Les seules entreprises visées sont celles:

(a) qui entrent dans le champ d’application du Livre XX du CDE

(b) qui font l’objet de mesures de fermeture

(c) dont la continuité est menacée par la pandémie de Covid-19 et ses suites

(d) et qui n’étaient pas en état de cessation de paiement à la date du 18 mars 2020

Le régime vaut pour toutes les dettes de l’entreprise. Les délais de paiement qui sont repris dans un plan de réorganisation homologué avant ou après le 24 décembre 2020 sont prolongés pour la durée du sursis ayant pour conséquence que délai pour l’exécution du plan de réorganisation est prolongée.

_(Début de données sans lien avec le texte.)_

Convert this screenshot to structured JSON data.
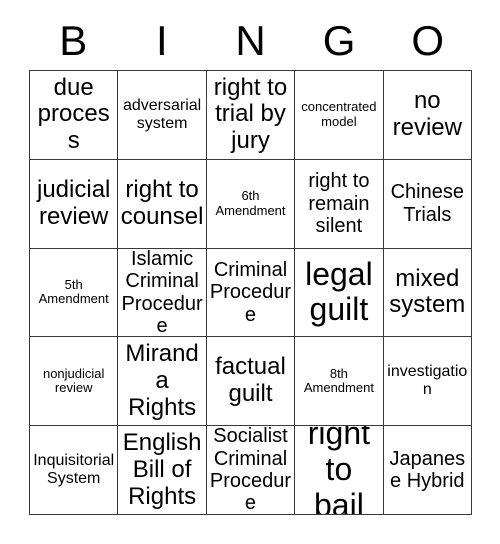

En cas d’abus, le Président du Tribunal de l’entreprise peut décider sur citation qu’une entreprise n’entre pas dans le champ d’application du sursis ou de lever en tout ou partie le sursis.

Cette disposition ne déroge pas à l’obligation de paiement des dettes exigibles, ni aux sanctions contractuelles de droit commun telles que, entre autres, l’exception d’inexécution, la compensation et le droit de rétention.